Crypto FOMO – is it catching?

“Bitcoin plunge reveals possible vulnerabilities in crazy imaginary internet money” reads a recent headline in the satirical magazine The Onion. It neatly sums up the high-profile, rollercoaster ride that cryptocurrencies represent – and what many people think of them.

Yet, volatile and esoteric as it is, crypto business is proving to be irresistible to some insurers.

It’s a hard risk exposure for carriers to ignore. The market capitalisation of cryptocurrencies breached $3trn this month, boosted by demand for so called non-fungible tokens (don’t ask), such as artworks. Bitcoin itself surged to $66,000 in October, following the launch of the first US exchange-traded Bitcoin fund.

Financial lines and specie insurance markets see obvious opportunities for insuring crypto holders and investors, or covering the crypto businesses themselves.

Lloyd’s syndicate Atrium offers a liability policy to protect against losses arising from the theft of cryptocurrency held in online ‘hot wallets’. Meanwhile, US carrier Evertas has a product for cryptoassets and users of blockchain systems, addressing financial crime, tech errors and omissions, and D&O liability.

The Tel Aviv-based startup Curv, in tandem with Marsh and Munich Re, developed insurance protection for digital assets against theft from Curv’s own Institutional Digital Asset Wallet Service.

This month, OneDegree Hong Kong partnered with HKbitEX, the digital asset exchange, to offer protection for its sister company ON1ON’s custody platform. It said $100m of digital assets under management will be protected, making OneDegree Hong Kong the first Asian insurer to provide coverage for cryptoassets.

On the other side of the balance sheet, a handful of bold insurers have even invested in cryptoassets. One group of US insurers bought shares in digital currency investment vehicles offered by Grayscale Investments. The trusts track the prices of their cryptocurrencies using published indexes from CoinDesk LLC, Bitcoin Price Index or Ether Price Index, to calculate net asset values.

From an underwriting perspective, crypto is problematic for more conservative insurers, however. For an industry that relies heavily on models, its short history and high volatility is enough to set a CUO’s hair on end.

Bitcoin’s value has seesawed during the last year for bizarre reasons that include random tweets from Elon Musk and, more seriously, the Chinese government ordering a halt to cryptocurrency mining because it wanted to launch its own state-backed digital currency.

If that isn’t enough, the future of crypto is somewhat clouded by regulatory risk, adding another layer of uncertainty for the insurance industry. A number of crypto exchanges have fallen foul of supervisors around the world. The UK’s Financial Conduct Authority banned the Binance exchange from undertaking any regulated activity, for example.

The US Securities and Exchange Commission recently put the frighteners on Coinbase, which was planning to launch an interest earnings savings product. Now it’s turned its attention to DeFi, or decentralised finance, which is a platform for lending or borrowing digital money without any middlemen.

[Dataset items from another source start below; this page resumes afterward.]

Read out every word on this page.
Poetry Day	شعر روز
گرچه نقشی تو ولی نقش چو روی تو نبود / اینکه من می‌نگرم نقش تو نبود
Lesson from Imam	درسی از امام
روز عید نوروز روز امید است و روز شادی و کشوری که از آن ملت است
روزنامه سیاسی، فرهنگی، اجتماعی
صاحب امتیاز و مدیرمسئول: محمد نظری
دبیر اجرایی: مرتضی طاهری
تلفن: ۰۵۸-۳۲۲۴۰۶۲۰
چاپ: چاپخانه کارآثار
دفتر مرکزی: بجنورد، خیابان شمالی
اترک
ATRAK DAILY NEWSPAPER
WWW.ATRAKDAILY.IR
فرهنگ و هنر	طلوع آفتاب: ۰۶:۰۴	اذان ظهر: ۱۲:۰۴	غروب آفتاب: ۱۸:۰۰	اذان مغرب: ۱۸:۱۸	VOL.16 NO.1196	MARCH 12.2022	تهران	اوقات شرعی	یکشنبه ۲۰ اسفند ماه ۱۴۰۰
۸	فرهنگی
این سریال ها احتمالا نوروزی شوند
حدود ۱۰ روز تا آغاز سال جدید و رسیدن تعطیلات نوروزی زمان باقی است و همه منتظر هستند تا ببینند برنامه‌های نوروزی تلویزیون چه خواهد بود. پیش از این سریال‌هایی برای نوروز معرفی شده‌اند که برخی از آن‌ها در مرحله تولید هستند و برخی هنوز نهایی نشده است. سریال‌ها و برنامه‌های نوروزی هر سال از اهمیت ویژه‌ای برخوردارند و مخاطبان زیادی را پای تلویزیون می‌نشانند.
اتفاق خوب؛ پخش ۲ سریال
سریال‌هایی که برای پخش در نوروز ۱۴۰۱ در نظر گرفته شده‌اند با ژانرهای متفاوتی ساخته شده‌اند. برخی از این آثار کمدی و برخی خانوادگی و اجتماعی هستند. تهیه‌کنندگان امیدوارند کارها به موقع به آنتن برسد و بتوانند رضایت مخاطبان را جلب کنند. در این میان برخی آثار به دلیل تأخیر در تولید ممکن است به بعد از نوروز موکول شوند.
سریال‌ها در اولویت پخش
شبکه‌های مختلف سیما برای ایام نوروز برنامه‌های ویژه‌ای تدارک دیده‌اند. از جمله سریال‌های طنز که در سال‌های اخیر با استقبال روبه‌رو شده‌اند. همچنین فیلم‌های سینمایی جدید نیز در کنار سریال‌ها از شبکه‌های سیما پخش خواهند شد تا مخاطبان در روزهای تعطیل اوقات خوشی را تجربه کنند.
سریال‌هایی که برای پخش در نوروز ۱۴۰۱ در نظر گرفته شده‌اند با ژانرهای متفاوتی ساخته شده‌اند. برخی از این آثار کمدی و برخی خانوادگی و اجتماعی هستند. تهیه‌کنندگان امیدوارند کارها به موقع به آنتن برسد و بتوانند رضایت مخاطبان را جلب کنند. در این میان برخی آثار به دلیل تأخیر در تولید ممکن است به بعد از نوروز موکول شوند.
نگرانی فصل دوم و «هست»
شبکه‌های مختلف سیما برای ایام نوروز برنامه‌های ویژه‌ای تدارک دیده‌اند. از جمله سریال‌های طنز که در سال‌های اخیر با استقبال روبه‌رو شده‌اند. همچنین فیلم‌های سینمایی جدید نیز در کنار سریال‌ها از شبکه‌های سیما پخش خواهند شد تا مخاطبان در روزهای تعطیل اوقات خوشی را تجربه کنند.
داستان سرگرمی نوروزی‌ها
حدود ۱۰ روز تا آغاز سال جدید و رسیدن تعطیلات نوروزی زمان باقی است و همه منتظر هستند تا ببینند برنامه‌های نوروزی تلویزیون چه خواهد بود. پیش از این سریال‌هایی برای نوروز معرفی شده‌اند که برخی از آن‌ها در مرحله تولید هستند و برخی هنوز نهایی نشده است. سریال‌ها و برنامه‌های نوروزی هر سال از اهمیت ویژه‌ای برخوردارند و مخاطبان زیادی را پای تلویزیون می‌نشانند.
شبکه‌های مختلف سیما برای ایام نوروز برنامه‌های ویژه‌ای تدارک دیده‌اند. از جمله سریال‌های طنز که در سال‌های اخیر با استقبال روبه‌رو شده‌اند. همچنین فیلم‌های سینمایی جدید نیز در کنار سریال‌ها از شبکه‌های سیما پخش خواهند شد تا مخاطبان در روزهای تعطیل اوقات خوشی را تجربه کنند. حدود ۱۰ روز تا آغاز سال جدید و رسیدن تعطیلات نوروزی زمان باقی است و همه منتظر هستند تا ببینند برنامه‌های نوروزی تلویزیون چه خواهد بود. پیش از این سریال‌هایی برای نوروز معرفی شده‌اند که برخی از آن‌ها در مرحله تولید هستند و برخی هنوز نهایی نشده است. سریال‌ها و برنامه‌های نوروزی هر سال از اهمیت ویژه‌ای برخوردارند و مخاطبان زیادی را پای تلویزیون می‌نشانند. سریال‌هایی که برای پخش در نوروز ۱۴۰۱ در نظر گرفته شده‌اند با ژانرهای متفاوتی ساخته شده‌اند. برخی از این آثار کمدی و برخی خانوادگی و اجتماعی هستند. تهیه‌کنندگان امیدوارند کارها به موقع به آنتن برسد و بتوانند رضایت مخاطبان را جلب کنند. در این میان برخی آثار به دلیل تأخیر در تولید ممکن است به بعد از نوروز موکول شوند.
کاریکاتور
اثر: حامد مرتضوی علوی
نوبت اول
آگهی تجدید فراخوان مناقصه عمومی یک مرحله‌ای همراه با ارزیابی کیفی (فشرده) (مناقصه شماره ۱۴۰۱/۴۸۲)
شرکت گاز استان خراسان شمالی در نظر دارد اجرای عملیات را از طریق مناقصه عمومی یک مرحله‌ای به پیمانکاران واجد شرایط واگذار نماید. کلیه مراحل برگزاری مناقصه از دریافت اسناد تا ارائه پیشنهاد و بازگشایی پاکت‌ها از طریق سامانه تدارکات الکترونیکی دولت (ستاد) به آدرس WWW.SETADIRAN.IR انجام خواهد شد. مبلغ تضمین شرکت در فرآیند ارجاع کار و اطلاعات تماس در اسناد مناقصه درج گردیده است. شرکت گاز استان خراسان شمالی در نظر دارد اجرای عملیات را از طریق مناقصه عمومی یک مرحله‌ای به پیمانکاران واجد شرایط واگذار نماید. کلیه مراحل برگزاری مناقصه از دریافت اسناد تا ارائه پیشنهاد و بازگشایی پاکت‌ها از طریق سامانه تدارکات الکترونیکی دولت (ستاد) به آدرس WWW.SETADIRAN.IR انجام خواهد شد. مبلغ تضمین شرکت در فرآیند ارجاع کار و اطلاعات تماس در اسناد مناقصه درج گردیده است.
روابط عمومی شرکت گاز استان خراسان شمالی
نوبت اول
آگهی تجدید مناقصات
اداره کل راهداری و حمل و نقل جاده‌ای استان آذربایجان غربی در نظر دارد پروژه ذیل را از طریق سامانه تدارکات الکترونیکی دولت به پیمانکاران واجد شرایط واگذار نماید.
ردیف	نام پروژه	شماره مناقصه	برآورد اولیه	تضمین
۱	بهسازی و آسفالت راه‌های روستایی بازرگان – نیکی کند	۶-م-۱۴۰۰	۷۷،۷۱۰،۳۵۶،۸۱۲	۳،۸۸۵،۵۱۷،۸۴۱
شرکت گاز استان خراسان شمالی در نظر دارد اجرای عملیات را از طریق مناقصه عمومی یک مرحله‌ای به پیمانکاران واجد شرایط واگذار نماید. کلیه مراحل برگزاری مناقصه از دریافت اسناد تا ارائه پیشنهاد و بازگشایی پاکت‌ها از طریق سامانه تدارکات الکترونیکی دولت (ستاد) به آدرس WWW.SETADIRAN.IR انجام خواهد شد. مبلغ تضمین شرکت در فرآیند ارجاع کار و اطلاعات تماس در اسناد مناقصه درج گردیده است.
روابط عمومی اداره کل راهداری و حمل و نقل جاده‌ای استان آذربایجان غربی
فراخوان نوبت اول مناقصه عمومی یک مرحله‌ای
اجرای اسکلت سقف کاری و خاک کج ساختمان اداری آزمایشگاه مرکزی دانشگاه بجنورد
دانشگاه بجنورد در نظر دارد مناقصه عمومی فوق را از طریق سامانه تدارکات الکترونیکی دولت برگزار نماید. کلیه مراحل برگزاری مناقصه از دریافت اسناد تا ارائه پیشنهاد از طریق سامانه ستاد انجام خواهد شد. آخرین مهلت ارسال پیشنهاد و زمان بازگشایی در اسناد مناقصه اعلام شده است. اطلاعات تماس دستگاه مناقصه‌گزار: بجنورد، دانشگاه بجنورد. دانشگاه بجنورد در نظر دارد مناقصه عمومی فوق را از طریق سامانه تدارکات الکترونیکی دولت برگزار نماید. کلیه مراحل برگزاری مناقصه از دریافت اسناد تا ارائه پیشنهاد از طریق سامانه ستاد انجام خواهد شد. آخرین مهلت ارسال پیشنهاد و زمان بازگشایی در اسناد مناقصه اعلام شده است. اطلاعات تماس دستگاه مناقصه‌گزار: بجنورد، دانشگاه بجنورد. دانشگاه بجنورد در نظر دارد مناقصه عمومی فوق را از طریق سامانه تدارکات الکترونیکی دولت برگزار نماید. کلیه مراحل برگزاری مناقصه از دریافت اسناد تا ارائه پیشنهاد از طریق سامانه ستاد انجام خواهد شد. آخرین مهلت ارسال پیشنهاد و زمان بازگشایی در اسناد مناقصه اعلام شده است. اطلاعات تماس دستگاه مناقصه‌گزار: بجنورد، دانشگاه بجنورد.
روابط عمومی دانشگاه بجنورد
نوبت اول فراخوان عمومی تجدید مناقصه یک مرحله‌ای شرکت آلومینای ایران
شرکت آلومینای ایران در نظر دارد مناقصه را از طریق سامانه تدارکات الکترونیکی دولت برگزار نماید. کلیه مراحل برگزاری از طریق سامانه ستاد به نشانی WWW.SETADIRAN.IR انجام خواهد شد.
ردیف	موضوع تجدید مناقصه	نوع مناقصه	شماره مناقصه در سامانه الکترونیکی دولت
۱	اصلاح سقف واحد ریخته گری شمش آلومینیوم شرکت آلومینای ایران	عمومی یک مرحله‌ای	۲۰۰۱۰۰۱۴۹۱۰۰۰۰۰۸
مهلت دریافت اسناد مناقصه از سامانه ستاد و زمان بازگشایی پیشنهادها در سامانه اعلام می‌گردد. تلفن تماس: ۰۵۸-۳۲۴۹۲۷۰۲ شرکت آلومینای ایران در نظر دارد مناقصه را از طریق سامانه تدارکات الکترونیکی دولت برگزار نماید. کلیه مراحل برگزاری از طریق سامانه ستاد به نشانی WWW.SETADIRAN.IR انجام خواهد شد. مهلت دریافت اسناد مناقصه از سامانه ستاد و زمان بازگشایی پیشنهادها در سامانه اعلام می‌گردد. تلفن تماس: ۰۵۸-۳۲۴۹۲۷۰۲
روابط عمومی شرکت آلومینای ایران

Last but not least in the list of reasons for insurers to shy away from the crypto sector is its carbon footprint. At a time when ESG criteria and benchmarking are moving up the agenda for re/insurers, the huge carbon footprint that is a by-product of cryptomining should ring alarm bells in the insurance CRO’s wheelhouse.

And yet… crypto’s allure continues to grow and fast-emerging markets cry out for insurance protection. They especially need it if, like crypto, they’re built on an unstable ecosystem where theft is rife.

But before carriers, fuelled by FOMO, rush in with financial crime and cyber coverage for crypto, they really need to ask if their underwriting expertise is up to it. At this stage in crypto’s development, pricing and reserving for “crazy, imaginary internet money” is a still a step into the largely unknown.